Option 1: All 500 of you spend the next 12 months living just as you have for the last 12 months. Constant lockdowns and restrictions on your lives and liberties and all the consequences that brings to businesses, jobs, schooling, current and future quality of life. Locking children in houses, exposing some to abuse. The burdening of children and grandchildren who aren’t born yet with debt. The serious harm to the vulnerable in the developing world.

Or Option 2: One or two out of the 500 of you dies four years earlier than you otherwise would have and many of you get a rather unpleasant illness, but from which most of you recover easily and all else stays normal, with your civil liberties remaining.

This, in a nutshell, is the question of lockdowns put into perspective without big numbers our brains are not built to comprehend. Professor Ferguson might protest that it should be a room with 200 people, or another SAGE member might say it needs to be five years not four years to represent the average length of life lost to Covid. But essentially this is the question of the day in layman’s terms. I would personally pick the four years if I were alone in the village let alone with 500 people. I am fairly sure one year in my 20s is worth four years in my 80s or 90s. I think practically everyone would agree on Option 2. The best points in my life have been when on a motorbike or in the mountains so maybe I’m just not risk averse, but do we really want to turn into a society that engages in massive sacrifices to quality of life for hundreds in the (vain) hope of slightly increasing the longevity of one? Certain catastrophic long-term harm to society in return for an uncertain benefit.

This is how SAGE should lay out these problems to ministers who are largely innumerate. If Boris had been given this question, put like this, would he seriously have made the decisions he has?


1 comment:

  1. Professor Ferguson is not a medical doctor - he is actually a physicist. Physics became obsessed with mathematics long ago (the last physicist who was not really interested in mathematics was Faraday) and Professor Ferguson believes that mathematics (not medical knowledge) is key - the international establishment generally believe that POLITICS ("public policy") is what is important - not treating individual patients.

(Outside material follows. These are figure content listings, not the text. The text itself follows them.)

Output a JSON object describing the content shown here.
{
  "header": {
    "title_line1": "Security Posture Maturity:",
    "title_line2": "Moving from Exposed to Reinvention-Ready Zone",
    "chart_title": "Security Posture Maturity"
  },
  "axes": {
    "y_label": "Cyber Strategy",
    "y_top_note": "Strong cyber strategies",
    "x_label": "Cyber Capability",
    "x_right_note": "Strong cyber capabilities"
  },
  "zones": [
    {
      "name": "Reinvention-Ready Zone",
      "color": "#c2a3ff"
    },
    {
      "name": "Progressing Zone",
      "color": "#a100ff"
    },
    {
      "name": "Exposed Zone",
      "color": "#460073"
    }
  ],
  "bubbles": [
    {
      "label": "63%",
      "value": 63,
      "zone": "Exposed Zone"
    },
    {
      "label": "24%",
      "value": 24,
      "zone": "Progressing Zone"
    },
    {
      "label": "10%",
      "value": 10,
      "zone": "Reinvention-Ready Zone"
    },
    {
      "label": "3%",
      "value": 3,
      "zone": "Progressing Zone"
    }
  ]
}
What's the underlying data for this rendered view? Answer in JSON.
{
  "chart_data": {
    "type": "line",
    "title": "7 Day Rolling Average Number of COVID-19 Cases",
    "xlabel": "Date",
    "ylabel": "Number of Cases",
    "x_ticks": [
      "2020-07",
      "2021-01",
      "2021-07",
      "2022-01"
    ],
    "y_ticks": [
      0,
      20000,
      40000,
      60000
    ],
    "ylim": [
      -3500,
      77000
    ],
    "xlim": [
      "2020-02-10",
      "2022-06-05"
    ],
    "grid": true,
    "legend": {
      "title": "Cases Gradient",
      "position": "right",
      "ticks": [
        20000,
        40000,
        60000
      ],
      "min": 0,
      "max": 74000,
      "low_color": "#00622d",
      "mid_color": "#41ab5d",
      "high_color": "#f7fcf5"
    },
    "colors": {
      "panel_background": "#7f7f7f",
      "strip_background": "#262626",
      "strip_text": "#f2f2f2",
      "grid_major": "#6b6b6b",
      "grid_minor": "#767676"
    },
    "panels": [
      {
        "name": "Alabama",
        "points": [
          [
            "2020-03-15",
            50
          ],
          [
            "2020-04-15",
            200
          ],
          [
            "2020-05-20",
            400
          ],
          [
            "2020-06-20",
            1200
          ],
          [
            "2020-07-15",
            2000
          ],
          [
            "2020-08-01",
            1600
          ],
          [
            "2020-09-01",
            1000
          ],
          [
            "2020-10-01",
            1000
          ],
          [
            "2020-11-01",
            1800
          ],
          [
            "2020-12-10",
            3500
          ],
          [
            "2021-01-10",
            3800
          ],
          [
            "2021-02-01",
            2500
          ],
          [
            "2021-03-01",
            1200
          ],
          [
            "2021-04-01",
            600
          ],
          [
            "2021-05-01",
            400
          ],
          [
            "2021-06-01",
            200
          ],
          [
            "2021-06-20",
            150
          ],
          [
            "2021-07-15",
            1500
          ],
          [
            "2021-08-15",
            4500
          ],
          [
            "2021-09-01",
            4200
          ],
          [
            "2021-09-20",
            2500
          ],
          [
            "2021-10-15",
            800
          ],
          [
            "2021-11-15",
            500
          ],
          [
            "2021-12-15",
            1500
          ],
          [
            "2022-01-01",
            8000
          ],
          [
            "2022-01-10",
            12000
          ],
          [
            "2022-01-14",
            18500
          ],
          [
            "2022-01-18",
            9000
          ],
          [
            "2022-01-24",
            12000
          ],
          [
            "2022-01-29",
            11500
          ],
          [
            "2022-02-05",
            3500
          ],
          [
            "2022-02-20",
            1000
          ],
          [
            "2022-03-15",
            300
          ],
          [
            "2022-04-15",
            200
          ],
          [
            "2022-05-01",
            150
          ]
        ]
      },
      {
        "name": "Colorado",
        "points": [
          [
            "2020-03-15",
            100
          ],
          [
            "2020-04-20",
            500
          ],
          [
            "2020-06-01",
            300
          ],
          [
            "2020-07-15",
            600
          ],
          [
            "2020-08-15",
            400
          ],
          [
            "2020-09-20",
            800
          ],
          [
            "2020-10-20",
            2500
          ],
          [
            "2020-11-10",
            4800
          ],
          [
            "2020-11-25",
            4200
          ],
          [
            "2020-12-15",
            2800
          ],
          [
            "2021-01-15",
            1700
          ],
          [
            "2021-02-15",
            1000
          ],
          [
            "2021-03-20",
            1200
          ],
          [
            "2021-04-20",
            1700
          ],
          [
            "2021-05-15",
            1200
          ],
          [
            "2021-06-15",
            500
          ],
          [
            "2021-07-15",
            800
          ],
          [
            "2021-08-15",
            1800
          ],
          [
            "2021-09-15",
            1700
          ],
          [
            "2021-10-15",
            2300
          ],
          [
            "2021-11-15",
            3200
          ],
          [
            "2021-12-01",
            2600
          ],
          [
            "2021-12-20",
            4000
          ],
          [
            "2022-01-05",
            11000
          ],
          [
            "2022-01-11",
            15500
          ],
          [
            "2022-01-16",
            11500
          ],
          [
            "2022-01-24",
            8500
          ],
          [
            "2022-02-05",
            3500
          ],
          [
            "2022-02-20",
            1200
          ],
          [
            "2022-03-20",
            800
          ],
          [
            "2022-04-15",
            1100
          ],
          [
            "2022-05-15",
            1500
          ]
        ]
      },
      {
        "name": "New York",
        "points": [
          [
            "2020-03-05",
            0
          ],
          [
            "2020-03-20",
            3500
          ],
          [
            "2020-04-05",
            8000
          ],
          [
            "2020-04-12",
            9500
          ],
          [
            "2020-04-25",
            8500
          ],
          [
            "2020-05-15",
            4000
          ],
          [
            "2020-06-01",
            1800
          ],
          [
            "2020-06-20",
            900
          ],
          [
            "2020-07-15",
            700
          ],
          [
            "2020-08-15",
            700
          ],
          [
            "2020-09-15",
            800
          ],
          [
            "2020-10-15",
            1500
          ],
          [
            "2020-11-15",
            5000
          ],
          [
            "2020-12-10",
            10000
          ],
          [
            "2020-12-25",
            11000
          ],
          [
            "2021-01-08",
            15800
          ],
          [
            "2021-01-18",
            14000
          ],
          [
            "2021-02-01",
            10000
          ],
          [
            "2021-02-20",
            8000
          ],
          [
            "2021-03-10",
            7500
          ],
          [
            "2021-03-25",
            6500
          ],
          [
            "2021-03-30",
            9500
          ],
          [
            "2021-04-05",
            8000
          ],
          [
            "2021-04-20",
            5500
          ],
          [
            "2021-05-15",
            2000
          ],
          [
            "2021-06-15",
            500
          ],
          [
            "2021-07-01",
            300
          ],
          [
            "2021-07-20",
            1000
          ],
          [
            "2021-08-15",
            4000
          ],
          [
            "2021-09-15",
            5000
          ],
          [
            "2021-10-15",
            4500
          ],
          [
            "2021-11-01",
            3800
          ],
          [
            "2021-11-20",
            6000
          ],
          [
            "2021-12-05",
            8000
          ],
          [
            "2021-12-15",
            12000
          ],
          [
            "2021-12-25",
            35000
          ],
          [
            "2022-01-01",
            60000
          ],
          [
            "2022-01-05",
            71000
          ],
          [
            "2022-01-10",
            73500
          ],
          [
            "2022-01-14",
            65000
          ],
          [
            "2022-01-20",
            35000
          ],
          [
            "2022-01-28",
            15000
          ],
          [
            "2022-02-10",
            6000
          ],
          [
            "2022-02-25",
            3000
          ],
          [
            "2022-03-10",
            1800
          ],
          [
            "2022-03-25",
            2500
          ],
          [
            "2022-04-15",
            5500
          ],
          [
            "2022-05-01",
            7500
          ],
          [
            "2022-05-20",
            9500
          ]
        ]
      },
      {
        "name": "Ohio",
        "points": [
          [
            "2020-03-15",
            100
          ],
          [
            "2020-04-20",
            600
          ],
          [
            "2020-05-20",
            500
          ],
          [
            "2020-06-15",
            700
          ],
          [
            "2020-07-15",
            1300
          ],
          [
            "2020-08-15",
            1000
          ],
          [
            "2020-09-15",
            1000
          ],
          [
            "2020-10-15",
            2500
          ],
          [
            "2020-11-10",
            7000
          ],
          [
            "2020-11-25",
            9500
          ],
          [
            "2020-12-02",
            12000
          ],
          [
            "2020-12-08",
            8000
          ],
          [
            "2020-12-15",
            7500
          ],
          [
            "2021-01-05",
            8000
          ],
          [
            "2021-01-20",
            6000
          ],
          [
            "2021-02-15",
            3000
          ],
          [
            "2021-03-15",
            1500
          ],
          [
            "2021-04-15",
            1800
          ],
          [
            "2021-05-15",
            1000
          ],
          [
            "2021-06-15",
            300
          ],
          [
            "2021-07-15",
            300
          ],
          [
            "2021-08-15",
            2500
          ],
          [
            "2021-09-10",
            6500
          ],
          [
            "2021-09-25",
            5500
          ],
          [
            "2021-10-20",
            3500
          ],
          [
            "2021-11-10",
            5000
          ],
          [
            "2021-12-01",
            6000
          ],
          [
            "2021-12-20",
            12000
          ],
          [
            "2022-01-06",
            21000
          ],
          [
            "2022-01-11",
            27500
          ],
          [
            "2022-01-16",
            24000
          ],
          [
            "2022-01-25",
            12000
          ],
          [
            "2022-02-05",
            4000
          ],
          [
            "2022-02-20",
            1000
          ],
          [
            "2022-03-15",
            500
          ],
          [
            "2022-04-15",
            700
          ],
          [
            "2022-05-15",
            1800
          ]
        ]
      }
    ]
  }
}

    As for the international lockdowns - they have achieved their objective. Most small business has been destroyed and people have been made dependent on government and a handful of vast Corporations. I use to get angry with Dr Sean Gabb for thinking the world was that despicable, now it is clear that he was correct and I was wrong.

    By the way - the Swedish government privately wanted to lockdown (for political - not medical, reasons), it was legal and constitutional barriers (and a director of health policy who actually had some medical knowledge - a rare person indeed) which stopped them.